Immigration reform is becoming one of the more contentious issues now entering Washington’s political arena, as a new congressional session commences and as President Obama kicks off his second term. Of course, so-called immigration reform comprises a broad array of beliefs that have led to a persistent clash among Republican and Democratic lawmakers, which will likely shift some weight away from the economy toward the millions of illegal immigrants residing in America.
Senate Majority Leader Harry Reid (D-Nev.) is now laying an uncompromising provision on any immigration reform proposals — and that is, without a path to citizenship, no legislation will come to the table. “There will be nothing done in my Senate [on immigration reform] without a pathway to citizenship,” the Nevada Democrat told the Las Vegas Sun late last week.

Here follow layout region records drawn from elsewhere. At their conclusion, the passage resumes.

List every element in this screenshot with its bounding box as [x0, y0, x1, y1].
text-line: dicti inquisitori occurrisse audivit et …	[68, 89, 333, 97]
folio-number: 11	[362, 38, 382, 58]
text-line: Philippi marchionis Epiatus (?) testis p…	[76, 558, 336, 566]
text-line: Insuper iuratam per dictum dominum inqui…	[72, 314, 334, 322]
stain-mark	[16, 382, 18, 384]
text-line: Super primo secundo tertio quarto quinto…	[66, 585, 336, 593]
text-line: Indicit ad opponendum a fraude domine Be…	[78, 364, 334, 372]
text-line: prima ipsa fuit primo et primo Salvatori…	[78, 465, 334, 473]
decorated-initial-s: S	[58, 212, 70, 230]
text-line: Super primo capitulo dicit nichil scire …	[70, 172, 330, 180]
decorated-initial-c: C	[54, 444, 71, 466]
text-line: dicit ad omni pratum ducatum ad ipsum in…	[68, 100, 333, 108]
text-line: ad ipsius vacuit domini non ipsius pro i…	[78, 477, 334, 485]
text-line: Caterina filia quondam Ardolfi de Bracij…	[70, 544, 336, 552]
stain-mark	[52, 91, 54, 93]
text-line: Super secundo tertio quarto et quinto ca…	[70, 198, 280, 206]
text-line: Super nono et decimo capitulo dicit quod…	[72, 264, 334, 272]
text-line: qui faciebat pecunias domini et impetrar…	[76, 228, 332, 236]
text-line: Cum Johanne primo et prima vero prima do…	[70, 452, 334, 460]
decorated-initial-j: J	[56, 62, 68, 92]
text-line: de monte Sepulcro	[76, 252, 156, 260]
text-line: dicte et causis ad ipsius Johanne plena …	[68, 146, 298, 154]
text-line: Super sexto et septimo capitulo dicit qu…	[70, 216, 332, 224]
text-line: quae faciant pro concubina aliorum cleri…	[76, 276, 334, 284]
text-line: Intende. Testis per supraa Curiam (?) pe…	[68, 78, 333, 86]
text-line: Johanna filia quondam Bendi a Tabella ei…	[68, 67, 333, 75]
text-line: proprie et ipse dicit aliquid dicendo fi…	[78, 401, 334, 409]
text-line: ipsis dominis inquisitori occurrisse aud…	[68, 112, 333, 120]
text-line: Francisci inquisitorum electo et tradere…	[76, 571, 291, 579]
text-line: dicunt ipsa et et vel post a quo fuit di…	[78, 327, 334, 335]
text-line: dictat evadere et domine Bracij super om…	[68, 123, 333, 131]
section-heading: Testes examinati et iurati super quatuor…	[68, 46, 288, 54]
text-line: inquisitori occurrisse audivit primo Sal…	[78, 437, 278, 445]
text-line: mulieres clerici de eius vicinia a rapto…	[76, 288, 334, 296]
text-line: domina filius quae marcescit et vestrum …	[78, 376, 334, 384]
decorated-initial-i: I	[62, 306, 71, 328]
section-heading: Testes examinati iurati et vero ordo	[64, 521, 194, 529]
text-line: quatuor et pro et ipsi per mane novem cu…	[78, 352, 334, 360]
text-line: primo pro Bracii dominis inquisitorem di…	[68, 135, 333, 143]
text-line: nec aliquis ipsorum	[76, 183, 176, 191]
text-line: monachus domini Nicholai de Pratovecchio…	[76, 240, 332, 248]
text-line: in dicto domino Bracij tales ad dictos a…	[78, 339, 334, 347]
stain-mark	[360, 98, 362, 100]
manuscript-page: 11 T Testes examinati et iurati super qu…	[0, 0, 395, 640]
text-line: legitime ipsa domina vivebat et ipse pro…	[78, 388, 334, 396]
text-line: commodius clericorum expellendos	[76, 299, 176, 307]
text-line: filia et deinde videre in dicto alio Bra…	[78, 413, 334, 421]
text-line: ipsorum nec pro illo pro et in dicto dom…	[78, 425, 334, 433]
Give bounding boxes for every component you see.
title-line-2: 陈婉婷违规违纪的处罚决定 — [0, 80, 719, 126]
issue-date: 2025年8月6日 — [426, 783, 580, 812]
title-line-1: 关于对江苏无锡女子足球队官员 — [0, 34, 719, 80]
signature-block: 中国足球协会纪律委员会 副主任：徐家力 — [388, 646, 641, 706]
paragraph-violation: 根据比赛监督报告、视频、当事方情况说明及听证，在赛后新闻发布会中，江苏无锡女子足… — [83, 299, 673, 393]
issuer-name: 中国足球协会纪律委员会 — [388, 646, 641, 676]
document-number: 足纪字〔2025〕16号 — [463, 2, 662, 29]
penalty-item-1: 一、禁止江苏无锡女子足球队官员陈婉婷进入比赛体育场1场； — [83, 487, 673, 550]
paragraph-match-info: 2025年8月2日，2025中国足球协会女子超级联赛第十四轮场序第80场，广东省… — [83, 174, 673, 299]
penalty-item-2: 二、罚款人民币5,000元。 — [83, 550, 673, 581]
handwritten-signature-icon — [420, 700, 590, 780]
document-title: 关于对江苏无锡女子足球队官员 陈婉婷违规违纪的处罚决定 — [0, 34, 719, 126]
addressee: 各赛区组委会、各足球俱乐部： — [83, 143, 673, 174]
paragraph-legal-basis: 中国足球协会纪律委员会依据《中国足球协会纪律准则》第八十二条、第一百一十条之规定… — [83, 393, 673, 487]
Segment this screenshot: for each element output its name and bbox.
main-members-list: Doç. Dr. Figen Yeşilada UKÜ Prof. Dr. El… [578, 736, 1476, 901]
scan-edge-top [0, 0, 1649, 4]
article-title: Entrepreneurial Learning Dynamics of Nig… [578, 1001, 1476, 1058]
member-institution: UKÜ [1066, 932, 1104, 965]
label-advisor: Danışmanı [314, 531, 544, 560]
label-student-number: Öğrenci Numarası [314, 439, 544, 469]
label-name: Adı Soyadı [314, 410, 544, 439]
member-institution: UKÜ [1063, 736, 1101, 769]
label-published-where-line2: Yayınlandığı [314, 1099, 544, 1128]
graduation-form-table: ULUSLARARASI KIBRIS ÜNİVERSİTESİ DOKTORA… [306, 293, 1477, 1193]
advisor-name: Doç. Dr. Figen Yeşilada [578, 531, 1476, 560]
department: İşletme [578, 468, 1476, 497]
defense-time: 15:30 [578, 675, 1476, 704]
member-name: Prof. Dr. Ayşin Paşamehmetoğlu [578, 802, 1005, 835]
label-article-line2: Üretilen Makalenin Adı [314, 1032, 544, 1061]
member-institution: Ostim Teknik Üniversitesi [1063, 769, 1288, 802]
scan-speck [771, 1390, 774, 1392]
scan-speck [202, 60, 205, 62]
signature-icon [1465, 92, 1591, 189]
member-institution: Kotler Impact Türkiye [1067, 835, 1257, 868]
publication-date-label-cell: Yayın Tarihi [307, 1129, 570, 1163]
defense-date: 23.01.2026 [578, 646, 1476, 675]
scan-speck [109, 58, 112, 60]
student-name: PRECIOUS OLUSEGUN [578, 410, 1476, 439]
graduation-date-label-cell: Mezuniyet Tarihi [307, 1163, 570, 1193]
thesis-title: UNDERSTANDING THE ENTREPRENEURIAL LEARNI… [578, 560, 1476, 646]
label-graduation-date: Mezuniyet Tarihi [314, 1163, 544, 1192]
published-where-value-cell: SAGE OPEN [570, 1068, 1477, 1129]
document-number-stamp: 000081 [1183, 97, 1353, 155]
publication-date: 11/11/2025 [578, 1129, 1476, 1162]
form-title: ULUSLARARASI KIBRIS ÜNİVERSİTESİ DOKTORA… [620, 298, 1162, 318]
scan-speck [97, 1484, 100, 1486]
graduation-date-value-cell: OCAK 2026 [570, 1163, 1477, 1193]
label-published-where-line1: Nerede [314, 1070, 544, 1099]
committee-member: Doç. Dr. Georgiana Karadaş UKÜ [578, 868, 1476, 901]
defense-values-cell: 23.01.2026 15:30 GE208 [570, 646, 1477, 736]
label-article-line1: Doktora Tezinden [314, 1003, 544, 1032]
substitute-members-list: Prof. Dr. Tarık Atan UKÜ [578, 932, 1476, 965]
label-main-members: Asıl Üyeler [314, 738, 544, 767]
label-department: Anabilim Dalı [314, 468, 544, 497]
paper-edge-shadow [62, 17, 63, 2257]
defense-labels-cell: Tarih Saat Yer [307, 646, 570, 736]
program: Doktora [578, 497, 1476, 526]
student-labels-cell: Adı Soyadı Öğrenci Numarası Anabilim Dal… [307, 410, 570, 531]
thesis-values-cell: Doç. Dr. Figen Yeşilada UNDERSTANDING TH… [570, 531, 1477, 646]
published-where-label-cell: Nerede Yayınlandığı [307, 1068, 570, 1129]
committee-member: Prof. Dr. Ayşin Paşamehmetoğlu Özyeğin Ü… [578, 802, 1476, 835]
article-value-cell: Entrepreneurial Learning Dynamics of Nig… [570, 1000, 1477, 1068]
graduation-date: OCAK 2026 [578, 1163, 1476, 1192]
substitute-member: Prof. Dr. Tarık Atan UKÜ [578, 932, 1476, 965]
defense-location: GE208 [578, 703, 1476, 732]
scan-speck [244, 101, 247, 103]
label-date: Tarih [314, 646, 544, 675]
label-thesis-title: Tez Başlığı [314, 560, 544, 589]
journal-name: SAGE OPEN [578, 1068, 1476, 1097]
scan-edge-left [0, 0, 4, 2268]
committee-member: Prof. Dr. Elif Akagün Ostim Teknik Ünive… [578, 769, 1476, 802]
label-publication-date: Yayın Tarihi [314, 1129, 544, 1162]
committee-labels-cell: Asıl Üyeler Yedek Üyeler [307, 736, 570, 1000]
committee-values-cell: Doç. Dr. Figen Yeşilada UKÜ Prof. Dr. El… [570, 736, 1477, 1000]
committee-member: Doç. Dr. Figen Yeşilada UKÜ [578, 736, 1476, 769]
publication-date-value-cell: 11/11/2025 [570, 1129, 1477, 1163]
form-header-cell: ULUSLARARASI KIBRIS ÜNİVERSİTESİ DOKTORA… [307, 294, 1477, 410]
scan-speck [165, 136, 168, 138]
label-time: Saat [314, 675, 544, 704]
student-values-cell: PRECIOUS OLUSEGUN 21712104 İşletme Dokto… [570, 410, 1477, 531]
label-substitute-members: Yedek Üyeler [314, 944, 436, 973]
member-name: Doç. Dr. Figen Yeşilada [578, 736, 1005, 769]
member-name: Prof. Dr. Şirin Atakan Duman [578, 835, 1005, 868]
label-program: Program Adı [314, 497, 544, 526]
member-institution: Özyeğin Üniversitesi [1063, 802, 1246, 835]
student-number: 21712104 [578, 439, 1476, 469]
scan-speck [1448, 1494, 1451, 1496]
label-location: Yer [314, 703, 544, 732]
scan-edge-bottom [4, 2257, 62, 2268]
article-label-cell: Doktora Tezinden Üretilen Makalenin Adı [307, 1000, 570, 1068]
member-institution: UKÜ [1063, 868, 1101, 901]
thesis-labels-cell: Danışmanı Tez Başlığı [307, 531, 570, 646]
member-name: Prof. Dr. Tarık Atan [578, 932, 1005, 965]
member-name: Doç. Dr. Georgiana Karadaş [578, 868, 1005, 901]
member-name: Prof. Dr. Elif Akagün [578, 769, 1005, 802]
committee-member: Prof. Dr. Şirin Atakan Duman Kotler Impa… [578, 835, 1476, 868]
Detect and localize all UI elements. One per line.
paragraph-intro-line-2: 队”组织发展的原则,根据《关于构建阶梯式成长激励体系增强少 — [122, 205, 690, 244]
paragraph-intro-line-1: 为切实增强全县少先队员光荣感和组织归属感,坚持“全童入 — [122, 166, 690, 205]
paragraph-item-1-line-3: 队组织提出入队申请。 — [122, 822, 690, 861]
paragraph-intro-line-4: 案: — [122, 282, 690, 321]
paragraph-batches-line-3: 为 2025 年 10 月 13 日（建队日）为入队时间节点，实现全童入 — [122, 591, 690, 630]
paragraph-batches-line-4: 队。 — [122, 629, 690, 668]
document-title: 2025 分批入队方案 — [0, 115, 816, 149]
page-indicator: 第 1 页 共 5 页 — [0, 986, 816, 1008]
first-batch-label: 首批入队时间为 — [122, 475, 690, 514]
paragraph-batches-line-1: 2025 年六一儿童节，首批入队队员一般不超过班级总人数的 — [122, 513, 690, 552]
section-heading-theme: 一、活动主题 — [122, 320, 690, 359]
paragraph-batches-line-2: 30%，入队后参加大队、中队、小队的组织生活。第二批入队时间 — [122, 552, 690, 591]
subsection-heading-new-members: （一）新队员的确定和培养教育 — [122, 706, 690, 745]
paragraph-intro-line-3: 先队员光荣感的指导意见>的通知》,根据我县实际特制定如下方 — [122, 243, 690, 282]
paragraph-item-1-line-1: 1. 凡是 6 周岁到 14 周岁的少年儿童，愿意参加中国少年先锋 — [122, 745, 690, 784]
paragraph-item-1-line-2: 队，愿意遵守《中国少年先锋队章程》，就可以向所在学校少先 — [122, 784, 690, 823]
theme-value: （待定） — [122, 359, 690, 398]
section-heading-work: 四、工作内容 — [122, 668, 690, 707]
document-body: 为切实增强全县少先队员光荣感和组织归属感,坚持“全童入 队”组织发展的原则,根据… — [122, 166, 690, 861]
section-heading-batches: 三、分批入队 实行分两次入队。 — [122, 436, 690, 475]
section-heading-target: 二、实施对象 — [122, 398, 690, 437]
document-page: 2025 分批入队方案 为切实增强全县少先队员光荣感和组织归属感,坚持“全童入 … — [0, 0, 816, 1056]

“We have spent a huge amount of money on border security, and both our northern and southern borders are more secure,” Reid explained. “Frankly, Mexico is doing much better economically, and that has helped the issue a lot. We can’t build a fence of 3,000 miles because no matter how high we build it, they can build a ladder taller than that fence. So I think we have about expended our energy on border security.”
Reid may be correct that illegal immigration has slowed in 2012, but few experts would attribute the slowing mainly to an increasingly secure border. Most sources mainly attribute it to a weak American economy, especially since about half of illegal immigrants arrive on short-term visas and then overstay their visas.
The Senate Majority Leader says legislation relating to immigration reform is one of top two issues for this congressional session, as he works alongside Senators John McCain (R-Ariz.) and Chuck Schumer (D-N.Y.) on a bipartisan slate of principles to bolster the looming debate that they plan to ignite by the end of the month.